Monday, July 16, 2018

There are no facts about the future

--- ascribed to risk expert Dr. David T. Hulett on https://www.gristprojectmanagement.us/statistics/there-are-no-facts-about-the-future.html and http://www.johngoodpasture.com/2014/10/there-are-no-facts-about-future.html. I learned it from Ed Thomas, former head of the FCC's Office of Engineering and Technology. It's cited by various people, see e.g. the search results at DuckDuckGo.

And of course, there's always Yogi Berra: “It's tough to make predictions, especially about the future.” 

Tuesday, July 10, 2018

Jim Gray's Properties of a Research Goal

--- from "What Next? A Few Remaining Problems in Information Technology" (pdf), 1998 Turing Lecture
  • Simple to state.
  • Not obvious how to do it.
  • Clear benefit.
  • Progress and solution is testable.
  • Can be broken in to smaller steps
    • - So that you can see intermediate progress.

... a model ... should yield answers we believe to questions that matter

--- Paul Romer, in his 2015 blog post Speeding-up and Missed Opportunities: Evidence reflecting on the 25th anniversary of the publication of his paper "Endogenous Technological Change" (JPE 1990)

The bar I set for a model is that it should yield answers we believe to questions that matter. For a model of growth, the two questions that matter most are ...

Saturday, July 07, 2018

A paradox you live with

--- Sister Gertrude, in Muriel Spark's  The Abbess of Crewe (1974)

From Chapter One, published in The Scotsman,

‘Gertrude, my excellent nun, my learned Hun, we have a problem and we don’t know what to do with it.’

‘A problem you solve,’ says Gertrude.

‘Gertrude,’ wheedles the Abbess, ‘we’re in trouble with Rome. The Congregation of Religious has started to probe. They have written delicately to inquire how we reconcile our adherence to the Ancient Rule, which as you know they find suspect, with the laboratory and the courses we are giving the nuns in modern electronics, which, as you know, they find suspect.’

‘That isn’t a problem,’ says Gertrude. ‘It’s a paradox.’

‘Have you time for a very short seminar, Gertrude, on how one treats of a paradox?’

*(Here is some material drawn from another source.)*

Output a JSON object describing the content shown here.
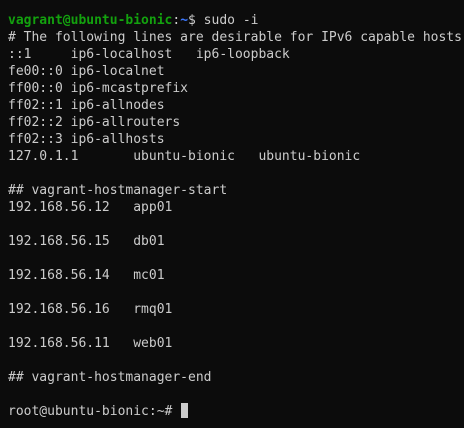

A paradox you live with,’ says Gertrude, and hangs up.

Friday, July 06, 2018

The only thing more dangerous than an economist is an amateur economist

--- ascribed to Hal Varian by Ludwig Siegele in "The story of the internet is all about layers" in The Economist's June 2018 Special Report "Fixing the Internet."

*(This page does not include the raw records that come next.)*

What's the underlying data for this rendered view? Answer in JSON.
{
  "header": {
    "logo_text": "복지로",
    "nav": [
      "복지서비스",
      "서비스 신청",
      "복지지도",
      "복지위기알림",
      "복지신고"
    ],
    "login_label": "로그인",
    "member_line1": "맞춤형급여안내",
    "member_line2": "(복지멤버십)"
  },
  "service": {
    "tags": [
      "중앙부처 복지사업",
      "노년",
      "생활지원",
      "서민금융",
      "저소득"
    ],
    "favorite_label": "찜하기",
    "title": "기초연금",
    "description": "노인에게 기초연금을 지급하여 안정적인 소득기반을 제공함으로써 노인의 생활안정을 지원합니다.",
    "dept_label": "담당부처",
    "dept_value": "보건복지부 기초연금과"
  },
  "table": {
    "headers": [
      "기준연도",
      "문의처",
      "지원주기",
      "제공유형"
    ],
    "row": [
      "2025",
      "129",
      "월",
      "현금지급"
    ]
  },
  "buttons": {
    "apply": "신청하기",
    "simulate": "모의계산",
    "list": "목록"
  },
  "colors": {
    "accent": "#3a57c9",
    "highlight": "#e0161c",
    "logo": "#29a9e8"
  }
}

However, The Big Apple cites it as "Bentley’s Second Law of Economics" in an entry from July 30, 2010, suggesting that it has been cited in print since at least 2002. It also observes,
“Bentley’s second law” has been accompanied by another law since at least 2002: “Berta’s Fundamental Law of Economic Rents: The only thing more dangerous than an amateur economist is a professional economist.”